Catégorie: PAAVO NURMI & ALAIN MIMOUN

01.08.16

Permalien 05:40:03, Catégories: LITS ET RATURES, PAAVO NURMI & ALAIN MIMOUN  

Sous l'Antiquité les combats devaient cesser pendant les Jeux Olympiques

Comme la planète football est calme et que je peux pas m’épuiser à écrire sur France = Terrorisme + FN parce que nos présidents de le République courent les jupons au lieu de s’occuper de la France 24 h sur 24, j’amorce ici une séquence sur les livres. Le Blog ne s’arrête jamais.

-Histoire des Jeux Olympiques (Gallimard Jeunesse, 72 p. , 12,90 €)
En attendant les J.O. de Rio de Janeiro du 5 au 21 août 2016 voici un beau panorama des J.O d’été dans ce classique pour les jeunes dirons-nous. On voit l’essentiel des événements passés, de la (re)naissance des J.O. sous la houlette du Baron de Coubertin qui soit dit en passant n’a jamais dit l’important était de participer et non de gagner. L’ensemble de l’album bien maquetté est plein de photographies des champions d’hier et d’aujourd’hui. L’iconographie est la base de ce travail. On a droit aux faits les plus importants. Un survol plein d’enseignements.

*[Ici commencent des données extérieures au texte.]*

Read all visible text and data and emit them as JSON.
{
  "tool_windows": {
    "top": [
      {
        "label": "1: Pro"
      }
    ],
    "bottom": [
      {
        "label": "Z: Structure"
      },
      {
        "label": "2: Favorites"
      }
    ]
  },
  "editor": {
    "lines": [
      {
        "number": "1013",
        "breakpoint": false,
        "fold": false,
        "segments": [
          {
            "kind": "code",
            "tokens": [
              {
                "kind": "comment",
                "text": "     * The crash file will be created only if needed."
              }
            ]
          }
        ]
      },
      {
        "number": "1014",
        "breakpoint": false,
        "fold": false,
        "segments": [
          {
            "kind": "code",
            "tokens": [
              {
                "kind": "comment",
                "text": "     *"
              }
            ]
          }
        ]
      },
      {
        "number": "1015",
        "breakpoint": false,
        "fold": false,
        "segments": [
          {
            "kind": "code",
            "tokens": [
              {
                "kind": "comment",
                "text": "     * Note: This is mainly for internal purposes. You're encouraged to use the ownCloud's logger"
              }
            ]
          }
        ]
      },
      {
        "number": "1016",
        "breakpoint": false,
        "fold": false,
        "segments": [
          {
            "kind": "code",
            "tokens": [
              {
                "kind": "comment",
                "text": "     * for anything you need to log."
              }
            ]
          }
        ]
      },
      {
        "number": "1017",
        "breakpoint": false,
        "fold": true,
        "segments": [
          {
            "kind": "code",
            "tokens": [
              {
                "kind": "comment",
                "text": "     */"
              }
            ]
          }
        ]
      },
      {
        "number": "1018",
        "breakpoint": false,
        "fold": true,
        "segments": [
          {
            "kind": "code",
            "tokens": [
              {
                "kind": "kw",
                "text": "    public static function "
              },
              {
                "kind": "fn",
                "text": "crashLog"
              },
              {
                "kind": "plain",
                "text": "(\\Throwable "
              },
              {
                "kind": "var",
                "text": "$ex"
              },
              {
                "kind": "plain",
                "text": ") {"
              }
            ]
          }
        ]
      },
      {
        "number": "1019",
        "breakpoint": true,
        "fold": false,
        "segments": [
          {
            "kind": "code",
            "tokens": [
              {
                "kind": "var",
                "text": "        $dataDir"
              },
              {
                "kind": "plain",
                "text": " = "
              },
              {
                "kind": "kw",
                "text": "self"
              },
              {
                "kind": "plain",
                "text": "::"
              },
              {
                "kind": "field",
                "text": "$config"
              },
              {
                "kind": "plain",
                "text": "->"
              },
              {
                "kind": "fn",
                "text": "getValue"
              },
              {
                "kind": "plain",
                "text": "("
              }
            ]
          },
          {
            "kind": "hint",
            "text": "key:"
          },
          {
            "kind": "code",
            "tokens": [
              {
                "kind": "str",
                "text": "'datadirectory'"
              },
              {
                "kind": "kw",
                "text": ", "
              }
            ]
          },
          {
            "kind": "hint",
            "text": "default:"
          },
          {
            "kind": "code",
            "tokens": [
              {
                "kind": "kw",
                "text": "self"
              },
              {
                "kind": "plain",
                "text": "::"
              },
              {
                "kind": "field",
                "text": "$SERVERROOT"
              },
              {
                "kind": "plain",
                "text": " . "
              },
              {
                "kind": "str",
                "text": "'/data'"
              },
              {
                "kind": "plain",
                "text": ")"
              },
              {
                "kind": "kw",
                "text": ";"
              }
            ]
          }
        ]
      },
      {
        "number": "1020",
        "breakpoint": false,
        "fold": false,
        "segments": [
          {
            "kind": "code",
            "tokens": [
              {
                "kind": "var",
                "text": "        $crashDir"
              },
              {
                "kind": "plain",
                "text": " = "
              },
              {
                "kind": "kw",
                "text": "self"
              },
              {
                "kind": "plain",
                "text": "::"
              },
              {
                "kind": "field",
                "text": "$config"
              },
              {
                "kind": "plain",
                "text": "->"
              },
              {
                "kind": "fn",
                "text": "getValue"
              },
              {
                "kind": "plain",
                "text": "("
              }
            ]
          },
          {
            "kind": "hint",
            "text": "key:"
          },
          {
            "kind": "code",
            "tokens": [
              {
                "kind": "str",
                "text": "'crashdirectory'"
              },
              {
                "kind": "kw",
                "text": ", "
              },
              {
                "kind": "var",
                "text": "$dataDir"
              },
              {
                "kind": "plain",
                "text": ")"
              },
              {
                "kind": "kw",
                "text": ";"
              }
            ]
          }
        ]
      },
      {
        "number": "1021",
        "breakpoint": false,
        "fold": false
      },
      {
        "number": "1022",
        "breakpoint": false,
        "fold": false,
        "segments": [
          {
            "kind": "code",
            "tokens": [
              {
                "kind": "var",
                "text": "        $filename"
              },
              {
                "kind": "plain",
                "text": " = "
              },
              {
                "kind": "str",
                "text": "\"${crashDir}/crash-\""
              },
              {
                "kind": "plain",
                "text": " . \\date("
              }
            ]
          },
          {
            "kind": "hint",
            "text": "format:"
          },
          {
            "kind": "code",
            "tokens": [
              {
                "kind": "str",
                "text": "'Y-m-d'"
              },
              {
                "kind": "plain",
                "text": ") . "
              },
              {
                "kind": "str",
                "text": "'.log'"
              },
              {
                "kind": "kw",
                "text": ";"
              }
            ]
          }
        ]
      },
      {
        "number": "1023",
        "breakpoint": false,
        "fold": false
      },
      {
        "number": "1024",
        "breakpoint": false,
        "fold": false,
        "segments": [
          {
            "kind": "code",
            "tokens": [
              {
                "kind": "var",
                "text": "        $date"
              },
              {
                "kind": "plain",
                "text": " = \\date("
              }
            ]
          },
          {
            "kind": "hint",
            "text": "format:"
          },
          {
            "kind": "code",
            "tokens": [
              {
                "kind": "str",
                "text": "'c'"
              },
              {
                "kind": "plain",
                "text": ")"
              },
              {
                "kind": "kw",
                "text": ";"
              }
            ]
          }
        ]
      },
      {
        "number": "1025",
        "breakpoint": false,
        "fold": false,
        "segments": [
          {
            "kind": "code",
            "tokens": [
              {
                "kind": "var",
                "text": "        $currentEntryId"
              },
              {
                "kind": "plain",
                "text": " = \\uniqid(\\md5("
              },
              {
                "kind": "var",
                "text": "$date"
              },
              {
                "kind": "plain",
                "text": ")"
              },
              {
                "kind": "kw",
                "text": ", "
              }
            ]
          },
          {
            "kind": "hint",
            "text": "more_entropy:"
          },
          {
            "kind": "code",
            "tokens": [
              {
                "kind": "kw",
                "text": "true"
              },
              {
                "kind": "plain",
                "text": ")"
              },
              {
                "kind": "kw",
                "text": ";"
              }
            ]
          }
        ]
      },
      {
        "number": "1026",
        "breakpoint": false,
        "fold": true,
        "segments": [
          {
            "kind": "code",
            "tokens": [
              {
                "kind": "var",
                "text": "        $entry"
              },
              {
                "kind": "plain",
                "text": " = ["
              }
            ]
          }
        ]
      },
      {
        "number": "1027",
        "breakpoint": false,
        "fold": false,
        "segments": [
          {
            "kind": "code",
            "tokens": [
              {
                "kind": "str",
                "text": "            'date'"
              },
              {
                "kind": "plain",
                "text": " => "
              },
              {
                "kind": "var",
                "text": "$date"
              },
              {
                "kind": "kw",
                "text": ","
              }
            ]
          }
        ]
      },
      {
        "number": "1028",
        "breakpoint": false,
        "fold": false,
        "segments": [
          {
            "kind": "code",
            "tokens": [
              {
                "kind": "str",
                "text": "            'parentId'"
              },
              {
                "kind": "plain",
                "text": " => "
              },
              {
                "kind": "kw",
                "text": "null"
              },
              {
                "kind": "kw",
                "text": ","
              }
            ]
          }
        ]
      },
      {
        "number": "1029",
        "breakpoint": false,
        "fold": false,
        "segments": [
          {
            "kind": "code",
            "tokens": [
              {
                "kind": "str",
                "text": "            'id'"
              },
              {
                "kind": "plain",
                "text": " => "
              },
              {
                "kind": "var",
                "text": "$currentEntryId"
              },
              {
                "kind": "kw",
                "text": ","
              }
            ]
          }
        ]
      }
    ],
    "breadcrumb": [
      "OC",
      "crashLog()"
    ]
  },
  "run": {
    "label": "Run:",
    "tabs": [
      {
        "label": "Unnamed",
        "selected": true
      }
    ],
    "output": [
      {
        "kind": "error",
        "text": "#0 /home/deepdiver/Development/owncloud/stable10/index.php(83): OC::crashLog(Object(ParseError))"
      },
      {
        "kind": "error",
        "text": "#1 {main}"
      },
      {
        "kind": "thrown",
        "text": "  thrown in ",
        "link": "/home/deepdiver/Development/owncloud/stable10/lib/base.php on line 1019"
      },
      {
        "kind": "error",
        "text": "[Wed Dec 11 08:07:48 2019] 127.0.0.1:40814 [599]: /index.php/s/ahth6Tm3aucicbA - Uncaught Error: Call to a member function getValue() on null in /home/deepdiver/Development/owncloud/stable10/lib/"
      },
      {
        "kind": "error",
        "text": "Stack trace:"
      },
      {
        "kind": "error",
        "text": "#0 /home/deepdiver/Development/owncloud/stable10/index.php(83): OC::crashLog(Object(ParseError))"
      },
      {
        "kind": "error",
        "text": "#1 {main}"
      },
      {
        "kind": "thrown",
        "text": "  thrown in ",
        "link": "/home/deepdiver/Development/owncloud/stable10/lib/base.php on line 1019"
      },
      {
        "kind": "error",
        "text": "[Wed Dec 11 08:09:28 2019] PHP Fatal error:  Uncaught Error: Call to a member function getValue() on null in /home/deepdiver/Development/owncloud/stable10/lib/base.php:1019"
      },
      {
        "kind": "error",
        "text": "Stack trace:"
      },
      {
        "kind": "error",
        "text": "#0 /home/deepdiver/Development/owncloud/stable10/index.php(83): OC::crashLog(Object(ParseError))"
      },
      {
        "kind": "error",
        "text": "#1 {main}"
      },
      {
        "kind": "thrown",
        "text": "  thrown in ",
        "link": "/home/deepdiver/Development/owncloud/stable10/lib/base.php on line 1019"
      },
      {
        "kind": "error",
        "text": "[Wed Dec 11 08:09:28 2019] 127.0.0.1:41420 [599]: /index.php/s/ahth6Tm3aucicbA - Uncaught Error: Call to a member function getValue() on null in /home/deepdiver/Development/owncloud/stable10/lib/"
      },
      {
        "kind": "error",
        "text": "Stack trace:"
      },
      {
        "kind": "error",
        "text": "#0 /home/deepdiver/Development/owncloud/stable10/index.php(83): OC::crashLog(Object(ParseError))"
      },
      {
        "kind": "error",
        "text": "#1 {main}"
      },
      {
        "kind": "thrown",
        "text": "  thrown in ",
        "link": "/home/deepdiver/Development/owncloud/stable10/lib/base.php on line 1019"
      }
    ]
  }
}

-Mémoires olympiques, Pierre de Coubertin (Bartillat, 240 p., 20 €)
Le Baron (1863-1937) fut le rénovateur des J O pour favoriser la paix dans le monde. Il faut savoir qu’à l’origine les J.O. sous l’antiquité permettaient la trêve olympique. Le temps des Jeux, il fallait cesser les combats, pour ne plus se battre que de manière sportive. Aujourd’hui on est incapable de faire la même chose. La guerre est de partout, même sous nos fenêtres en France. Le Baron ne fut pas exempt de quelques graves fautes. A Saint-Louis, les JO 1904 ont organisé les « Anthropological days » pour y parquer ce que les Américains considéraient comme des bêtes curieuses : « Pygmées d’Afrique, Aïnous japonais, Sioux, Patagons, Moros et Igorots des Philippines, Cocopos du Mexique, Turcs et Syriens » (Un siècle d’olympisme, Bernard Morlino, La Manufacture, 1988) Le Baron de Coubertin se moquait de cette pantalonnade raciste, son but était de libérer les Jeux de l’emprise d’une Exposition universelle. Il voulait des Jeux autonomes. Le racisme de 1904 ? Il se pinça le nez avec une pince à linge. Selon lui, il s’agissait d’une « originalité […] plutôt gênante ». Voilà ce qu’on lit page 79. Pour le bon côté : Coubertin voulait instaurer le sport à l’école pour le bienfait de la jeunesse. Les JO devaient donner une ampleur mondiale à son projet. Il voulait que les sportifs concourent plus pour eux que pour un pays. Douce utopie. Au versant négatif, Coubertin était un profond misogyne. «Pas de Jeux femelles » (sic) Cependant les femmes firent peu à peu leur apparition, contre sa volonté. Il disait du « sexe faible » comme on disait à l’époque qu’elles incarnaient une « imparfaite doublure ».
Il y a plus grave : il se s’opposa à l’accaparement des Jeux 1936 par la propagande nazie qu’il ne condamna jamais. Quant à la phrase : « L’important n’est pas de gagner mais de participer », il ne l’a vraiment jamais dite ! Et il convient d’insister là-dessus. Dans toutes mes recherches je n’ai trouvé que : « L’important n’est pas le triomphe mais le combat », ce qui n’a rien à voir. On peut très bien comprendre que le combat précède le triomphe et donc que la finalité est de vaincre en sport. Le grand mérite de Coubertin est d’avoir réalisé son rêve : organiser des Jeux Olympiques modernes. Au début, ses détracteurs croyaient qu’il voulait faire des reconstitutions historiques des épreuves antiques… Aujourd’hui, l’argent a tué l’esprit amateur. Les médias et les sponsors ont tout confisqué. Il faut avoir conservé beaucoup de fraîcheur d’âme pour oublier la médicalisation des sports. On peut se consoler en se référant à la Grèce de Platon : on y transférait déjà les athlètes qui parfois se… dopaient.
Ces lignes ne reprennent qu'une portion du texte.